Queering the landscape

Over at Tor.com, Brit Mandelo ponders the place of Bending the Landscape in the queer speculative fiction firmament:

In the late nineties, Nicola Griffith and Stephen Pagel produced a landmark series of anthologies collecting gay and lesbian speculative fiction: the Bending the Landscape books, published by Overlook Press. These books have become, in a real sense, classics of queer speculative fiction, and so I’d like to talk a little about them—honor their contribution to the conversation, and introduce them to new readers, too.
The series is made up of three books, each featuring a different genre: science fiction, fantasy, and horror.

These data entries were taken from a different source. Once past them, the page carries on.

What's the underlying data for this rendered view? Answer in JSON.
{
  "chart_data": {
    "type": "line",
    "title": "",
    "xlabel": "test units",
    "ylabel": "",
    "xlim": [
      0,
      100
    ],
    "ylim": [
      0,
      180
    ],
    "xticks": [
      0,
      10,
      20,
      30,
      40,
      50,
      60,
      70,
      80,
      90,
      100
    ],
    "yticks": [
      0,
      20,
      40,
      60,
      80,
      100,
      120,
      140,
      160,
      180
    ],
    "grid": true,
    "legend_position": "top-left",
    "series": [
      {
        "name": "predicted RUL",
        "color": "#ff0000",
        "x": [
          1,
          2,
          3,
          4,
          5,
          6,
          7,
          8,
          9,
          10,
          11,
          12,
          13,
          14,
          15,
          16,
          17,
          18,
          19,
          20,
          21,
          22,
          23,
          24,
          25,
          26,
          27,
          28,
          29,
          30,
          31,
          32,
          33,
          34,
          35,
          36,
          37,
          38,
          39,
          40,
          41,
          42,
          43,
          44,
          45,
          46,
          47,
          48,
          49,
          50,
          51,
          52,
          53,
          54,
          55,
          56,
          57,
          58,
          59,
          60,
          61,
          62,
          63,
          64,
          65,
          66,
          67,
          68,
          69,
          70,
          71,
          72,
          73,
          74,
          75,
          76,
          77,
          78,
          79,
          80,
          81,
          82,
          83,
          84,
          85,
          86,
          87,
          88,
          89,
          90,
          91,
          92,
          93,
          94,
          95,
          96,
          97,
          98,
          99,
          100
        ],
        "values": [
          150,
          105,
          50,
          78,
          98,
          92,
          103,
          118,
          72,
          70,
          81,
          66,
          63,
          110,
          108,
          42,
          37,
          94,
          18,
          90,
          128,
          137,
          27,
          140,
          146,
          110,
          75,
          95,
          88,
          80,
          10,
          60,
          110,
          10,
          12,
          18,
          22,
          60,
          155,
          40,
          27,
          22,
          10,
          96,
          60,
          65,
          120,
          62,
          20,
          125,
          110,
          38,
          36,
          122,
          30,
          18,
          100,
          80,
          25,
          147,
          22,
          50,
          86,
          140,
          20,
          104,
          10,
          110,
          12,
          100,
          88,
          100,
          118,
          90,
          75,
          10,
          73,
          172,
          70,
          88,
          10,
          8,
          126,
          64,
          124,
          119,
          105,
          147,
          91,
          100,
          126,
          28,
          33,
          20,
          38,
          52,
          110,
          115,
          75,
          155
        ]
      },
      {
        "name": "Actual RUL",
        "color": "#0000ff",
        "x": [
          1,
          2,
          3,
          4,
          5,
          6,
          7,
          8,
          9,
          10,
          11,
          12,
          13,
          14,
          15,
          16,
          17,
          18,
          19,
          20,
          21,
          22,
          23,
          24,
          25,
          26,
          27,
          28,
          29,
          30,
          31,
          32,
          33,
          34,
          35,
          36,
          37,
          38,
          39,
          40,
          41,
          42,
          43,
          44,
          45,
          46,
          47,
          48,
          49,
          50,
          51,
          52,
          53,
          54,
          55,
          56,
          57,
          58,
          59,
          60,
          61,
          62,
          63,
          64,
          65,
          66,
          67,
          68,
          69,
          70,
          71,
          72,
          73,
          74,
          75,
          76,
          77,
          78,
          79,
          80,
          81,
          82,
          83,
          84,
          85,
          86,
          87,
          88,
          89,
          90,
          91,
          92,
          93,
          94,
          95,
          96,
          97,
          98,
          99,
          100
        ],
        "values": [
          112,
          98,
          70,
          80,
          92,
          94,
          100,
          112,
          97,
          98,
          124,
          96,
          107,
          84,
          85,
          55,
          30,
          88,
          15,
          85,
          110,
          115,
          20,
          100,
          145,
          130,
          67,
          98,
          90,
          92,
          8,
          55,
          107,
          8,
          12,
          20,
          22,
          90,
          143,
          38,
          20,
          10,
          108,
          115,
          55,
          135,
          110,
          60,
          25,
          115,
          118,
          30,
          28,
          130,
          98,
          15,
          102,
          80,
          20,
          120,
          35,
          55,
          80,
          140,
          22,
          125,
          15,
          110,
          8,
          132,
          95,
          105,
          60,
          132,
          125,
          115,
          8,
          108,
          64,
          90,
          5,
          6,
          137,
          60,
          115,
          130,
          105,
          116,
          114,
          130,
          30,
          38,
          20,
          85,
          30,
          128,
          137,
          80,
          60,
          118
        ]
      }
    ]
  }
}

They were published from 1996-2001. Between them, they won a World Fantasy Award, two Lambda Literary Awards, and two Spectrum Awards—as well as being finalists for an ALA Stonewall Award and a Locus Award. “Time Gypsy” by Ellen Klages, from Bending the Landscape: Science Fiction, was a nominee for the Hugo for Best Novelette in 1999, and for the Nebula in 1998.
It's an interesting piece. I'll look forward to reading more.

I've talked before about putting these books together. They were an enormous amount of work but I'm proud of them. They broke new ground. For some of the writers, it was their first published work; for others, it was their first published f/sf; for yet others, it was their first queer fiction. As Mandelo points out, I was trying to do several things at once.

However, I think the Horror volume was less than a perfect success. This is partly because horror combined with queer leads to some unhappy story confluences: a lot of shame about being different. Not a great message to send, but I had to trust readers, after two pervious volumes, to see the characters as human, not types. Also, to be frank, I'm just not a big fan of horror--for some of the same reasons I don't much care for noir (which I think is the horror fiction of the crime genre). The tropes lead the protagonist and therefore reader into a descending spiral, and removes the possibility of hope. And I like hope, in life and in story.

So the volume as whole wasn't perfect, but there were some truly superb stories. In my opinion the strongest was L. Timmel Duchamp's "Explanations Are Clear." In an alternate universe we lead with that story, and it gets the attention it deserved. But the book is what it is, and, on the whole, it's worth reading.

One day I'll have to see about getting them all back into print. I think they'd make nifty ebooks.